To test whether the splicing events for multiple genes identified from this study can be used as biomarkers in CRC, we performed logistic regression analysis. We selected the 8 genes with significant junction usage in CRC compared to normal (supplementary figure 12, supplementary table 2, 7). For each gene, only one junction with the most significant P-value was selected. The resulting 8 junctions from 8 genes were separated to 3 groups based on the correlation of their junction usage in all samples (supplementary figure 13A).

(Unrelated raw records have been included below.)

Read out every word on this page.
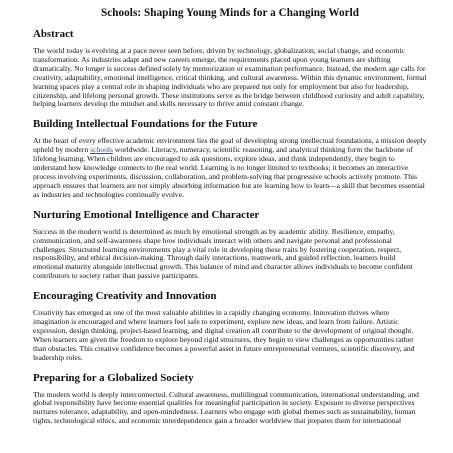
Schools: Shaping Young Minds for a Changing World
Abstract

The world today is evolving at a pace never seen before, driven by technology, globalization, social change, and economic transformation. As industries adapt and new careers emerge, the requirements placed upon young learners are shifting dramatically. No longer is success defined solely by memorization or examination performance. Instead, the modern age calls for creativity, adaptability, emotional intelligence, critical thinking, and cultural awareness. Within this dynamic environment, formal learning spaces play a central role in shaping individuals who are prepared not only for employment but also for leadership, citizenship, and lifelong personal growth. These institutions serve as the bridge between childhood curiosity and adult capability, helping learners develop the mindset and skills necessary to thrive amid constant change.

Building Intellectual Foundations for the Future

At the heart of every effective academic environment lies the goal of developing strong intellectual foundations, a mission deeply upheld by modern schools worldwide. Literacy, numeracy, scientific reasoning, and analytical thinking form the backbone of lifelong learning. When children are encouraged to ask questions, explore ideas, and think independently, they begin to understand how knowledge connects to the real world. Learning is no longer limited to textbooks; it becomes an interactive process involving experiments, discussion, collaboration, and problem-solving that progressive schools actively promote. This approach ensures that learners are not simply absorbing information but are learning how to learn—a skill that becomes essential as industries and technologies continually evolve.

Nurturing Emotional Intelligence and Character

Success in the modern world is determined as much by emotional strength as by academic ability. Resilience, empathy, communication, and self-awareness shape how individuals interact with others and navigate personal and professional challenges. Structured learning environments play a vital role in developing these traits by fostering cooperation, respect, responsibility, and ethical decision-making. Through daily interactions, teamwork, and guided reflection, learners build emotional maturity alongside intellectual growth. This balance of mind and character allows individuals to become confident contributors to society rather than passive participants.

Encouraging Creativity and Innovation

Creativity has emerged as one of the most valuable abilities in a rapidly changing economy. Innovation thrives where imagination is encouraged and where learners feel safe to experiment, explore new ideas, and learn from failure. Artistic expression, design thinking, project-based learning, and digital creation all contribute to the development of original thought. When learners are given the freedom to explore beyond rigid structures, they begin to view challenges as opportunities rather than obstacles. This creative confidence becomes a powerful asset in future entrepreneurial ventures, scientific discovery, and leadership roles.

Preparing for a Globalized Society

The modern world is deeply interconnected. Cultural awareness, multilingual communication, international understanding, and global responsibility have become essential qualities for meaningful participation in society. Exposure to diverse perspectives nurtures tolerance, adaptability, and open-mindedness. Learners who engage with global themes such as sustainability, human rights, technological ethics, and economic interdependence gain a broader worldview that prepares them for international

The group 1 is more distinct from group 2 and 3. To build a logistic model, we tried to identify the best combination of junctions/genes as predictors. We performed the analysis using single predictors (using the 8 genes separately), two predictors (using one from group 1 and 1 from group 2 or 3) and three predictors (using one from each of the three groups). In total, 41 sets of predictors were evaluated. Whether the sample is a CRC (value=1) or normal (value=0) is the dependent variable in the model. For each predictor set, 5 times of training and testing process were performed with each time using randomly selected 50% of the samples for training and the rest of samples for testing. The average AUC scores range from 0.873 to 0.999 (supplementary figure 13B). The models using more predictors perform better than less predictors but it’s not always the case. 17 of the 41 predictor sets have an average AUC above 0.99 including 7 two-predictor sets and 10 three-predictor sets. The best predictor set is the one using three junctions from CALD1, COL6A3 and HNF4A. 3 of the 5 models using this set of predictors has an AUC score of 1 (100% true positive and 0% false positive rate). One of the 3 models is shown in Figure 5C (ROC curve) and D (logistic regression curve) using the testing data only.
Relevance of splicing events to the survival of patients
To assess the clinical significance of these findings, we compared the overall survival (OS) data for patients with different splicing profile for the 10 genes. For each junction usage data, we separated all of patients with OS data into two equal sized groups (high and low junction usage groups). We found that two junctions (COL6A3 E5-E6 junction and HKDC1 E1-E2 junction) showed a significant difference in OS (Figure 5E-F). The patients with higher expression of both junctions, which are also more expressed in CRC cancers (Figure 1GH and Figure 3B), are associated with better survival.